One question that came up is how can we start to support advanced roles and permissions in the API and potentially only introduce the user interface portion of roles/permissions in v3 of the TermBrowser (which is under active development). Once we have requirements better defined, let’s talk with the core team to plan out the sequencing.

Thanks @k-ngari for the post! I also wanted to share the document in which we are collaborating the early requirements, user stories, etc. This is open to comments and input from all!

A good next step might be to make sure that a good portion of our allowable actions are filled in with the tables near the bottom of the document below. We have divided them up into Org-level actions, Repo-level actions, and Server-level actions. We also have places to add potential role groups e.g. content writer vs. maintainer. We can do this early organization that should start to clarify what are some of our expectations for permissions and roles in OCL.

@k-ngari We discussed the account approval workflow on the OCL Architecture call this morning (see notes if interested). Here’s the key takeaways:

  • OCL works with Keycloak as a Single Sign-on (SSO) tool, which already has user account approval features. We recommend that Kenya sets this up for their KNHTS to get both this short term benefits and the long term benefits that come from OpenID. See below for the rationale of why we recommend this.

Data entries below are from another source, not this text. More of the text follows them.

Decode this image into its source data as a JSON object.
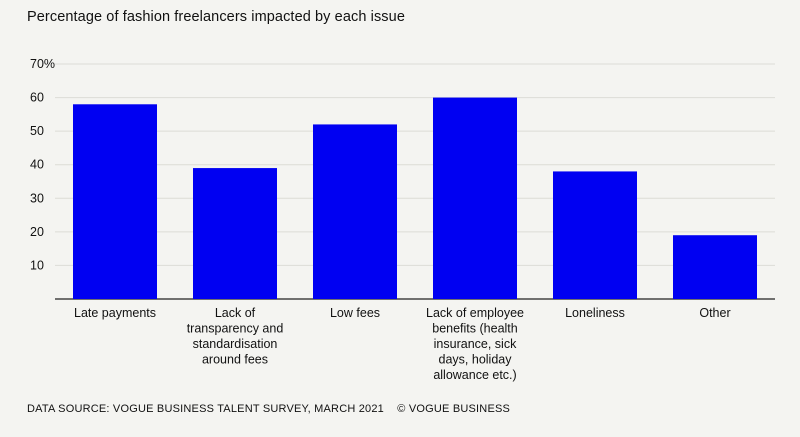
{
  "title": "Percentage of fashion freelancers impacted by each issue",
  "footer": {
    "source": "DATA SOURCE: VOGUE BUSINESS TALENT SURVEY, MARCH 2021",
    "copyright": "© VOGUE BUSINESS"
  },
  "colors": {
    "bar": "#0000f2",
    "grid": "#dcdcd6",
    "axis": "#222222"
  },
  "chart_data": {
    "type": "bar",
    "title": "Percentage of fashion freelancers impacted by each issue",
    "categories": [
      [
        "Late payments"
      ],
      [
        "Lack of",
        "transparency and",
        "standardisation",
        "around fees"
      ],
      [
        "Low fees"
      ],
      [
        "Lack of employee",
        "benefits (health",
        "insurance, sick",
        "days, holiday",
        "allowance etc.)"
      ],
      [
        "Loneliness"
      ],
      [
        "Other"
      ]
    ],
    "values": [
      58,
      39,
      52,
      60,
      38,
      19
    ],
    "ylim": [
      0,
      70
    ],
    "yticks": [
      10,
      20,
      30,
      40,
      50,
      60,
      70
    ],
    "ytick_labels": [
      "10",
      "20",
      "30",
      "40",
      "50",
      "60",
      "70%"
    ],
    "grid": true
  }
}
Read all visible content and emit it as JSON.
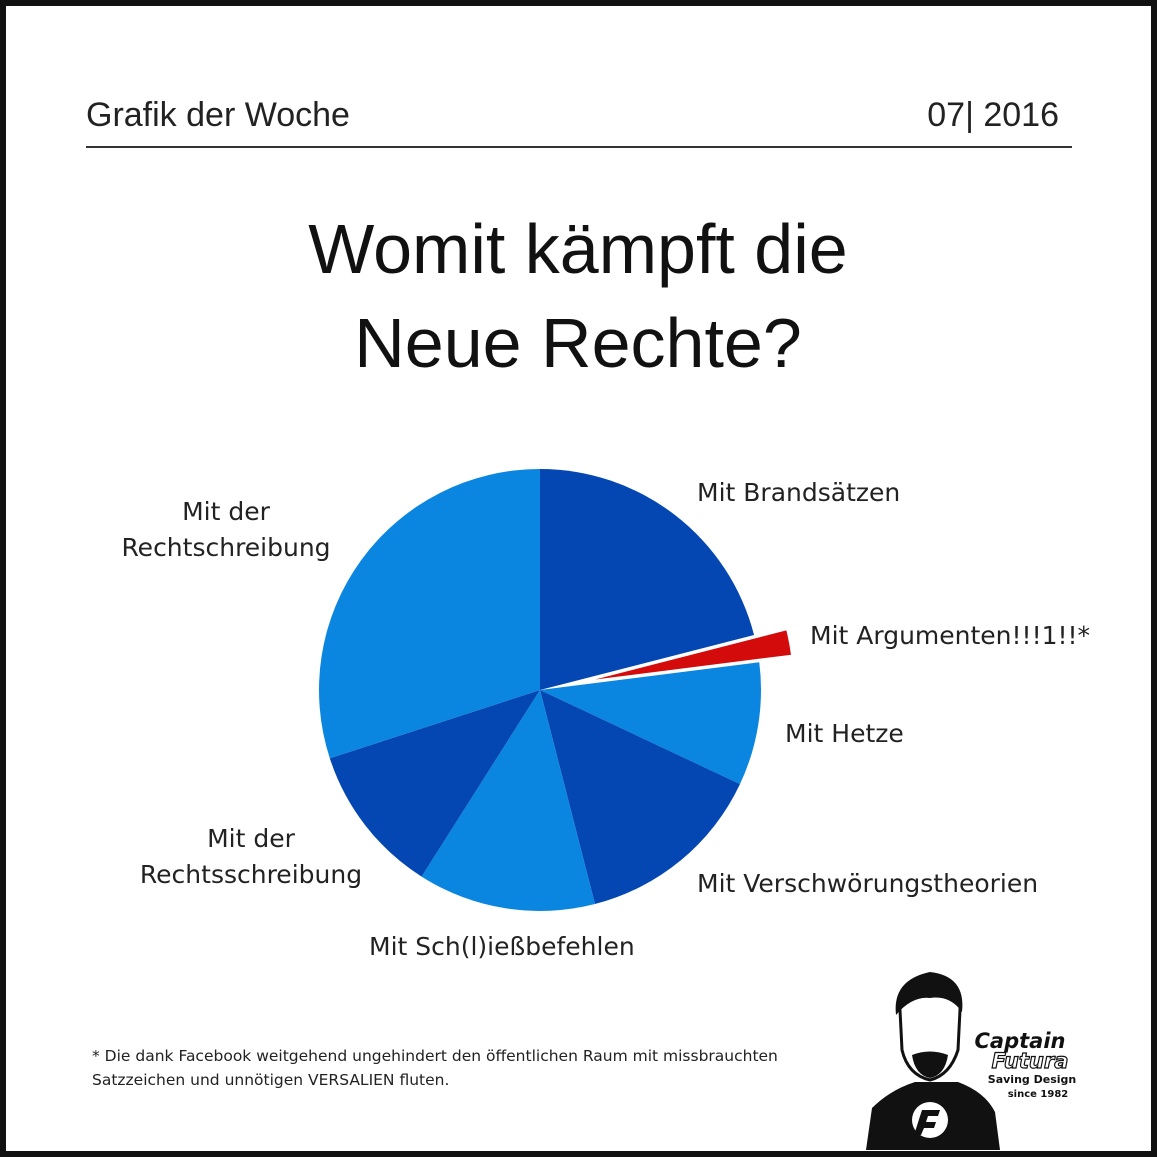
{
  "header": {
    "left": "Grafik der Woche",
    "right": "07| 2016"
  },
  "chart_data": {
    "type": "pie",
    "title": "Womit kämpft die Neue Rechte?",
    "categories": [
      "Mit Brandsätzen",
      "Mit Argumenten!!!1!!*",
      "Mit Hetze",
      "Mit Verschwörungstheorien",
      "Mit Sch(l)ießbefehlen",
      "Mit der Rechtsschreibung",
      "Mit der Rechtschreibung"
    ],
    "values": [
      21,
      2,
      9,
      14,
      13,
      11,
      30
    ],
    "colors": [
      "#0447b3",
      "#d40b0b",
      "#0a86e0",
      "#0447b3",
      "#0a86e0",
      "#0447b3",
      "#0a86e0"
    ],
    "exploded": [
      1
    ]
  },
  "footnote": "* Die dank Facebook weitgehend ungehindert den öffentlichen Raum mit missbrauchten Satzzeichen und unnötigen VERSALIEN fluten.",
  "logo": {
    "name1": "Captain",
    "name2": "Futura",
    "tagline": "Saving Design",
    "since": "since 1982"
  }
}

  • If you do use the Keycloak approach, here would be the proposed steps for KNHTS:

    1. Enable Keycloak on the KNHTS OCL instance, which @Sny will help to document the setup
    2. Make as many admin users as necessary who would be able to approve accounts


  • Django-auth (which KNHTS currently uses) is supported by OCL primarily for development and testing purposes. We do not recommend using django-auth in production except for simpler deployments that do not require user account and access management features that are common in modern applications.
  • OpenID compatible services, such as KeyCloak, provide a rich suite of features that are intended for production and enterprise-level use that django-auth does not support. Example features include: single sign on, user account approvals, social login, and an administrator user interface.
  • OCL does not plan to re-create OpenID functionality for the django-auth deployment configuration. OCL also does not plan to implement identity and access management features that are not covered by the OpenID protocol.